Qatik came around in front of the other mule until their faceplates were nearly touching. They stared at each other for a long time, perhaps moving their lips as well, perhaps even reading each others’ lips—it was impossible for Horkai to say, since from above he couldn’t see their faces. And then, finally, Qatik backed up, looked at him.

“All right,” he said. “We will do as you say.”

* * *

THEY MOVED ON, the two mules relentless, never stopping to rest. They went up a hill and then hit level ground, crossing again through the remains of neighborhoods, another town, perhaps, or maybe the same one, everything seeming at once familiar and utterly foreign.

They passed an anemic stream, its water bloodred. The mules kept as much distance from it as they could. The sun was high overhead now, perhaps just approaching its apex, perhaps just starting its downward arc. He was thirsty, his mouth dry from the dust in the air, his skin grainy with it and raw from the wind. They passed a ruined school, unless it was something else just as large, maybe a hospital. On the other side was another hospital, unless it was a school. The mules stopped and eyed the latter building for a moment, speaking to each other in muffled voices, their speakers half-covered with their gloves, then shook their heads, continued on.

The road began to slope downward. He could see the lake again now, glowering in the distance two or three or more miles away, looking much larger than it had seemed initially at the other end of town, if they were still in the same town. The water was an odd color, a bloodred tinge to it, though not quite as red as the stream had been. A sort of dead marsh lay beside the lake, sickly gray from this distance. Between them and the marsh, he could see a much larger road: the freeway.
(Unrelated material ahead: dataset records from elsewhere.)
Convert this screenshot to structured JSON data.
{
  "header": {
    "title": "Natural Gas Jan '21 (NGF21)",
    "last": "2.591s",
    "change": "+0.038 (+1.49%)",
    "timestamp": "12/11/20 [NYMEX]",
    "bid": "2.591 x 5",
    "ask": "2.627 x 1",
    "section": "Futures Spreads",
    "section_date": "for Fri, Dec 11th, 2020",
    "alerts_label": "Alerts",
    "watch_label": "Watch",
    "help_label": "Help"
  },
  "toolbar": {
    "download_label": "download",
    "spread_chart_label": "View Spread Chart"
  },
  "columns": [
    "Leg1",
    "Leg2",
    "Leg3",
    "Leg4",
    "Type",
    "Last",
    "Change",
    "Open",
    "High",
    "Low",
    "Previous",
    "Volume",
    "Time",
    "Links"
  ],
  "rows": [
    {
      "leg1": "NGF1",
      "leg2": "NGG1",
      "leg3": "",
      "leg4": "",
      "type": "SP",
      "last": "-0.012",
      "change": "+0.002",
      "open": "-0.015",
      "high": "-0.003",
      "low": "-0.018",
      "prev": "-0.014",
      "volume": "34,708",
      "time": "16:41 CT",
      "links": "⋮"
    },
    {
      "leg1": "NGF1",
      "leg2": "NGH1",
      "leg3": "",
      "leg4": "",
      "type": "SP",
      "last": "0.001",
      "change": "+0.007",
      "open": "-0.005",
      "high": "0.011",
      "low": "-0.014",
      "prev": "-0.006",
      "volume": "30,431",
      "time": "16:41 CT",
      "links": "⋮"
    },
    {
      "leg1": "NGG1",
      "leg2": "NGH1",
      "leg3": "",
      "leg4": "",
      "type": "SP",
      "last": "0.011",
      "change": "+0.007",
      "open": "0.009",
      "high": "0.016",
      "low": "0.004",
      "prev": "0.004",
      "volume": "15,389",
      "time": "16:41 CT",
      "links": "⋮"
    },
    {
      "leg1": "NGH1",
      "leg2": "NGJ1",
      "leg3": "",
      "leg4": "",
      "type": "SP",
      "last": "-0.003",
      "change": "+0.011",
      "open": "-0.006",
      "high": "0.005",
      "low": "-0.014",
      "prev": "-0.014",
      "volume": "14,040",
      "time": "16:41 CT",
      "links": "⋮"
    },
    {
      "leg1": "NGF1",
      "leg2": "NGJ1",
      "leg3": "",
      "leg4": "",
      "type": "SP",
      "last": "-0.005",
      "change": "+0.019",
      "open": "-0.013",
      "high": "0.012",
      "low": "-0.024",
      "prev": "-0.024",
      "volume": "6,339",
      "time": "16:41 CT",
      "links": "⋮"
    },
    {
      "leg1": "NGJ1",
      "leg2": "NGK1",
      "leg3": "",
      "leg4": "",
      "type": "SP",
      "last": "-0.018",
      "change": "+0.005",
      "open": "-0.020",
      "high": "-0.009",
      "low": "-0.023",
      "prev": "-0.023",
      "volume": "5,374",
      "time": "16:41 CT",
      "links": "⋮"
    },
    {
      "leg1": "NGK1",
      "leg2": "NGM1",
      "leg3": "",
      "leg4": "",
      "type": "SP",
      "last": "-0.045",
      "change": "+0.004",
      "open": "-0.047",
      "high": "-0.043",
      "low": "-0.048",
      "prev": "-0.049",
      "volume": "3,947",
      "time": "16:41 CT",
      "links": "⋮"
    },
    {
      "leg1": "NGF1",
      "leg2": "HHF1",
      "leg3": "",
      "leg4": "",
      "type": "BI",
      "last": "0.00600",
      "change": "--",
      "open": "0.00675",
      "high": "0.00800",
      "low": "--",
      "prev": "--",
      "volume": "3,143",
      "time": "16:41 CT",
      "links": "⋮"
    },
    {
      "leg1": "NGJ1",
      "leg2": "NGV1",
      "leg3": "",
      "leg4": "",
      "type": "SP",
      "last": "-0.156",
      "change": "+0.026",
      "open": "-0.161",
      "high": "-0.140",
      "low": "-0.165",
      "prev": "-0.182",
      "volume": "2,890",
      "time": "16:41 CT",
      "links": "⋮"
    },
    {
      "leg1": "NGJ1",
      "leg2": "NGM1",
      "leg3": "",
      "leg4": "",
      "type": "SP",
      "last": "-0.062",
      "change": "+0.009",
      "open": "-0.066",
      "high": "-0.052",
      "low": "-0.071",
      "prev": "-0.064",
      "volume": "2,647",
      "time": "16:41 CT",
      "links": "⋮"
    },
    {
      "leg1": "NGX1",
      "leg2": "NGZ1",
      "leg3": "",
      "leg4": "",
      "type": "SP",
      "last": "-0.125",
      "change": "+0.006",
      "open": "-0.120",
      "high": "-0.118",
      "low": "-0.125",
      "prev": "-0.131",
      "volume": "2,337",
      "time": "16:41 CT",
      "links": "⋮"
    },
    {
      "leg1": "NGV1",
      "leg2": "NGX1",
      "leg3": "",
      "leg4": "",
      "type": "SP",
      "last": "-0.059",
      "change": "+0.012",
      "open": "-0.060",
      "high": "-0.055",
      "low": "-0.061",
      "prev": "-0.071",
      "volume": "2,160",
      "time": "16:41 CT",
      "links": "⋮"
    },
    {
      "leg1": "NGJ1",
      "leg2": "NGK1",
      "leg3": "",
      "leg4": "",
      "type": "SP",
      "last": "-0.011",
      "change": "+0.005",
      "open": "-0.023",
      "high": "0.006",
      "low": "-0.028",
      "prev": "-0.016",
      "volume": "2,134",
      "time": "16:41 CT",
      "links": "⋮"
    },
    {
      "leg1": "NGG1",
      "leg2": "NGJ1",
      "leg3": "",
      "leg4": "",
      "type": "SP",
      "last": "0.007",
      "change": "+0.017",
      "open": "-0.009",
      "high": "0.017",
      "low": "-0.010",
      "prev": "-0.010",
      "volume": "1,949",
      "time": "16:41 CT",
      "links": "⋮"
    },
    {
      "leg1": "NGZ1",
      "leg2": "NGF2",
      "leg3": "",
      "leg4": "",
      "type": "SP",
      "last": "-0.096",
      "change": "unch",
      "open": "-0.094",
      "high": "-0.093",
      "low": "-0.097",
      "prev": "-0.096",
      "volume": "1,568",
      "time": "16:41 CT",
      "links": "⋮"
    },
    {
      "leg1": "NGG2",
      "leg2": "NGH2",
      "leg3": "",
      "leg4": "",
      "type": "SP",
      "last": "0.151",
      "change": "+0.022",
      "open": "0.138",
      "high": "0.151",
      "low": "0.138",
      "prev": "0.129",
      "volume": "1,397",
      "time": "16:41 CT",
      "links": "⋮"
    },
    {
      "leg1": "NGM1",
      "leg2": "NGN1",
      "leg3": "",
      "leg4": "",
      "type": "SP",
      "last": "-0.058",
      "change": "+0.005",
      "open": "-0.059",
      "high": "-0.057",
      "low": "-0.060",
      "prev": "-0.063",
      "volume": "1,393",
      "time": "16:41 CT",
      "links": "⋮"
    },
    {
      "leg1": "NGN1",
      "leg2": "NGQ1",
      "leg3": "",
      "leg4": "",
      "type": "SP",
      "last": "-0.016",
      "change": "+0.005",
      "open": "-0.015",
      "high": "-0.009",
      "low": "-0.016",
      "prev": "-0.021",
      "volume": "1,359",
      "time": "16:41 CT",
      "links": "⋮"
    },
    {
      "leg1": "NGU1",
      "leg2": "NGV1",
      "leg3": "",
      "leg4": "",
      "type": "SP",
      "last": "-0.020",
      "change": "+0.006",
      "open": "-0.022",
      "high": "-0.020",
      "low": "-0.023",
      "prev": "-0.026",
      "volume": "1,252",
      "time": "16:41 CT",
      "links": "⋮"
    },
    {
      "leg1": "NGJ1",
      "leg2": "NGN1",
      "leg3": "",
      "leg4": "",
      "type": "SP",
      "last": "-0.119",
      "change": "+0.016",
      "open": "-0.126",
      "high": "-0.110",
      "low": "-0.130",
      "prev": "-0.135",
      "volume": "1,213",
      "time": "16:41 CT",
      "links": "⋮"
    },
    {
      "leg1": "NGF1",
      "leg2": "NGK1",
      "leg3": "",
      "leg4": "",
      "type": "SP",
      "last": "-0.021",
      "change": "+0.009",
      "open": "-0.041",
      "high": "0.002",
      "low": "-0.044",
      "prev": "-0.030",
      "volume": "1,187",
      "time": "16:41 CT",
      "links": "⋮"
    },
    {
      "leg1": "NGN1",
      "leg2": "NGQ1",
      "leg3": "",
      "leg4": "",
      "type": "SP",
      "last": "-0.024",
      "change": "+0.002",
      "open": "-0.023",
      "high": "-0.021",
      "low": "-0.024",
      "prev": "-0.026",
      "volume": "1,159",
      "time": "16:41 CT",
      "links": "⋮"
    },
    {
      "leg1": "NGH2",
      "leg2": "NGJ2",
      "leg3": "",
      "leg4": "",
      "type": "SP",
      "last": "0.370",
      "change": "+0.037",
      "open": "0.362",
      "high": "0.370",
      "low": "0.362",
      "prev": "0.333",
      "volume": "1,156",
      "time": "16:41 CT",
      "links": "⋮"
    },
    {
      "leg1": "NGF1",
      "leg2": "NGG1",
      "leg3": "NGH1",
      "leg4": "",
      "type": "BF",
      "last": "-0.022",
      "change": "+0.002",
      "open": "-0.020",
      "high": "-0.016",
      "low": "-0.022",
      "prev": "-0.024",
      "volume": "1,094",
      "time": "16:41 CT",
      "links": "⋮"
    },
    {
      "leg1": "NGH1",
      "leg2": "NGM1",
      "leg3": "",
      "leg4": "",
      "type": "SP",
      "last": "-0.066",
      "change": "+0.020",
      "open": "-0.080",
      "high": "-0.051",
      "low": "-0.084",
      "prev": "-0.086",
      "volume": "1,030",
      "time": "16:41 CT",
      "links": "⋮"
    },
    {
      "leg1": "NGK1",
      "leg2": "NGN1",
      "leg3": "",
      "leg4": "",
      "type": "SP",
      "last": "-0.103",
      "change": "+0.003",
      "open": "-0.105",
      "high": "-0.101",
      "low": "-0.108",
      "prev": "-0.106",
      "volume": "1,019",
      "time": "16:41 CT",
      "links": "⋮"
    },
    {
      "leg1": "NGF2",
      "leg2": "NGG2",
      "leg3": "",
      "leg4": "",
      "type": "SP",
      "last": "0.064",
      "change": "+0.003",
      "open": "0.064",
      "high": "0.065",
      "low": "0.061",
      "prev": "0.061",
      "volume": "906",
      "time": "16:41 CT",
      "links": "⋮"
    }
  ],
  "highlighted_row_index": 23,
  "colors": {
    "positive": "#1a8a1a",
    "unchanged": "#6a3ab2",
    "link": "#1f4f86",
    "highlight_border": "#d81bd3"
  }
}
Horkai patted Qanik on the head. “There,” he said. “Do you see? That’s the freeway. That’s what we need.”

The mule paused, then nodded. They picked their way toward it, and started north when they finally reached it.

* * *

FOR LONG STRETCHES, the freeway was intact and then would suddenly dissolve into a crater or buckle into peaks so that they had to either go around it or clamber up and down it. It took a long slow curve northeast, following the banks of the lake at a distance, and for an hour or two or maybe three, Horkai thought it was the wrong road. Once or twice he almost said something to the mules, but he didn’t know exactly what to say, nor did he know what other road they could take. The lake had been on the map, so maybe they were on the right road after all. How many freeways could there be?

And then, at last, the road curved north a little and began to climb. He could see, in the distance, the point where it crested the low side of the mountain, miles away. It was okay, he told himself. It was the right road.

9

BARE LAND ON ONE SIDE, ruins on the other, then ruins on both. It had started to seem all the same to him. “Any chance of a drink?” Horkai asked. “And what about food?”

“Not yet,” said Qatik. “Not here.”

“My tongue feels like it’s made of wool,” he said.

“Your tongue is not made of wool,” reasoned Qanik. “No tongues are made of wool.”